Home Community Blog The Arts – Central to the Waterford Experience
The Waterford Dance Academy trains dancers in modern, classic, and ballet from age three through high school.
Students amaze at Waterford Dance Academy's The Sleeping Beauty. PC: HCM

Like the whole of our program, there are very few schools that can claim the extraordinary depth and phenomenal breadth of the Arts present here at Waterford.

Our arts program is, in a word, world class–from strings, to choral, to dance and theater to painting, drawing, sculpture and ceramics, and photography–Waterford’s commitment to excellence in the Arts is unparalleled.

Earlier this winter, Waterford students earned three photo, two drawing and painting, and one ceramics award at the Springville Museum of Arts exhibition.  

More recently, 147 awards were earned by the Lower, Middle and Upper Schools at the Scholastic Art and Writing Awards.

Of the 147 regional award winners, four students earned National Scholastic Arts Awards, receiving two silver and two gold key awards in poetry, drawing and photography. Only 1% of regional award winners went on to become nationally recognized.

Two weeks ago we enjoyed Arts Week, an amazing experience with exhibitions and performances by our students throughout the week. Visiting artist Burk Uzzle was a valuable addition to the week, a model we will try to replicate in the future.

And at the 2A, Region 14 Large and Solo and Ensemble Music Festival (held at Waterford), 32 of our 53 regional entries qualified for state.

Our Troubadours placed first in the Heritage Choral Festival in Honolulu, HI.  

The Waterford Dance Academy put on a breathtaking performance of The Sleeping Beauty.

Our orchestra will be traveling abroad this summer to perform in Helsinki, Estonia, St. Petersburg, and Moscow.

I could go on…

As you know, from the beginning the Arts have been a vital part of the Waterford experience and an essential element of a liberal arts education. The Arts provide an important domain to explore passions, work deeply and broadly – and as our mission states – build a “repertory of ways of learning.”

Why do the Arts work at Waterford?

First: an uncompromising commitment to support practitioners as teachers.

This attribute is on display often. I remember our winter Middle School band concert when teachers Josh Holder, Dan Chamberland, and Scott Harris mesmerized the crowd–both as musicians and as teachers.

I am blown away by all of the amazing arts faculty here at Waterford, all deeply devoted to their craft.

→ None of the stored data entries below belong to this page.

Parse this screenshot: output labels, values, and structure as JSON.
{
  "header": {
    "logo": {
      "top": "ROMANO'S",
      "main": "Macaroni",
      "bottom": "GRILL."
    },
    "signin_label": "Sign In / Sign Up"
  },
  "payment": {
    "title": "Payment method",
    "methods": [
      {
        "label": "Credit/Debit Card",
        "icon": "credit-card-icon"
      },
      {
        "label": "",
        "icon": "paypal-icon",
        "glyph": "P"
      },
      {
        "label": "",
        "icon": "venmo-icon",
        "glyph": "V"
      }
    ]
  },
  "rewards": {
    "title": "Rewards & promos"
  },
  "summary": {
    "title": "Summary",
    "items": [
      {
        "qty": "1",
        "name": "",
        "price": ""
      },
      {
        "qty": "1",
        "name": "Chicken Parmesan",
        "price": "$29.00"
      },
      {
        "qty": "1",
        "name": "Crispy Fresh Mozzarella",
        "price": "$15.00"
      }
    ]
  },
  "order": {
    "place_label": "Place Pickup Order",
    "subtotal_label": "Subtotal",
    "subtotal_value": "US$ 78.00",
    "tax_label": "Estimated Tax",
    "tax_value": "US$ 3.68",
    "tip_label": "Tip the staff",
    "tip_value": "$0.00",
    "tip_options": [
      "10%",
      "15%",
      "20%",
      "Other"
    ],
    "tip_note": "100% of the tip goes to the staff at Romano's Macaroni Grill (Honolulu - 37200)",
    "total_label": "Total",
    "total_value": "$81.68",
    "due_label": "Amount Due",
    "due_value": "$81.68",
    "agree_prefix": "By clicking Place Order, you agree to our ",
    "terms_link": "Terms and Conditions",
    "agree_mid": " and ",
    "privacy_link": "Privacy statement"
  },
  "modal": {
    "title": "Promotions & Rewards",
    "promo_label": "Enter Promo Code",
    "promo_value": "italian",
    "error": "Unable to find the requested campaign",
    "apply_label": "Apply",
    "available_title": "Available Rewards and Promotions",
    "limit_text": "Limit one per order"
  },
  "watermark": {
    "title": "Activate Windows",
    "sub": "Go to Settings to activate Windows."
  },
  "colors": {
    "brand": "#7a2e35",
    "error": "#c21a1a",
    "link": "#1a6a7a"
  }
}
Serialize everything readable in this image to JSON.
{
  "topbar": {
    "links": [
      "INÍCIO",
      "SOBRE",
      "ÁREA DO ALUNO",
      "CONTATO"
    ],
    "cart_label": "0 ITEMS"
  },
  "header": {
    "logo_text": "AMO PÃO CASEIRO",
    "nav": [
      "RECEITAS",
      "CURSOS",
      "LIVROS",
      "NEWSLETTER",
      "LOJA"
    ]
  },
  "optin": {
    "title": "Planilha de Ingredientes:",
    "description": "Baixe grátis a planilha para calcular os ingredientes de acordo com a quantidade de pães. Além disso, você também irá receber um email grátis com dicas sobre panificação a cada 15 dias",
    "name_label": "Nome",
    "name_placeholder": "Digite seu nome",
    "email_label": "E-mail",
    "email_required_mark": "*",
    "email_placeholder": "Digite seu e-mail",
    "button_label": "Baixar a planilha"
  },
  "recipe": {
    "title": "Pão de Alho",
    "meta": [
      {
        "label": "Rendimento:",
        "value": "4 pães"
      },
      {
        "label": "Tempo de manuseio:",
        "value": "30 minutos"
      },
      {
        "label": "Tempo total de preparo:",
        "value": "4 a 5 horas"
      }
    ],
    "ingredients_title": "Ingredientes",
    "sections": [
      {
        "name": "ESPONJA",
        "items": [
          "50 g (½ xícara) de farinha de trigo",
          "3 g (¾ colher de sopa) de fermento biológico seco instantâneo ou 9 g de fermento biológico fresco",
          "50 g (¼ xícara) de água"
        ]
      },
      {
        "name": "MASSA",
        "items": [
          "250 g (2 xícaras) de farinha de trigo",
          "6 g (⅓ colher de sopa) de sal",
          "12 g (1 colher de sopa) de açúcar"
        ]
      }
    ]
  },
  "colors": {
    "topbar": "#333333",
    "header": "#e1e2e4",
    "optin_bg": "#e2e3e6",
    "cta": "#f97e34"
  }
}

They are extraordinary artists and inspiring teachers, and this intersection of vocation models such a positive balance for our students.

The second reason I think the arts occupy such a special place in the core of the Waterford experience is the tangible and evident philosophical pursuit of one of our central values: beauty.

Beauty, for Plato, was the pathway to the truth. Aristotle saw a relationship between the beautiful and virtue, arguing that "Virtue aims at the beautiful."

Beauty is often the entry point and pathway for deeper and more meaningful reflection, making the arts central to the Waterford experience.  

The arts are an ideal. They make us feel, and they elicit emotion like few other subjects. As a discipline they raise our sights, helping us to develop an aesthetic and sensibility that serves us well in the broad goal of understanding both the simplicity and the complexity of our world.

And finally, and perhaps more practically, as a result of our commitment to the breadth of the program, we develop in our students a dexterity that transcends a particular medium or instrument.

Students are often rendered a humble novice as they grapple with precision, repetition and hard work over instant gratification and easy, rapid reward.

The lines in a play…the pace and intonation…

The notes …chords of an ensemble…

The shading of a landscape…

The throwing and recasting of a pot…

Students build attention to detail as they tackle the granular while also focusing on how the pieces build the whole of the experience.

Time and again students have explained how the arts have helped to instill in them the courage to push into and through areas of discomfort. Through the arts our students confront the beautifully liberating facts that there is no substitute for hard work and that disciplined practice has so many relevant applications.

So thank you to everyone who supports our thriving, vibrant arts program here at Waterford…it is at every turn spectacular!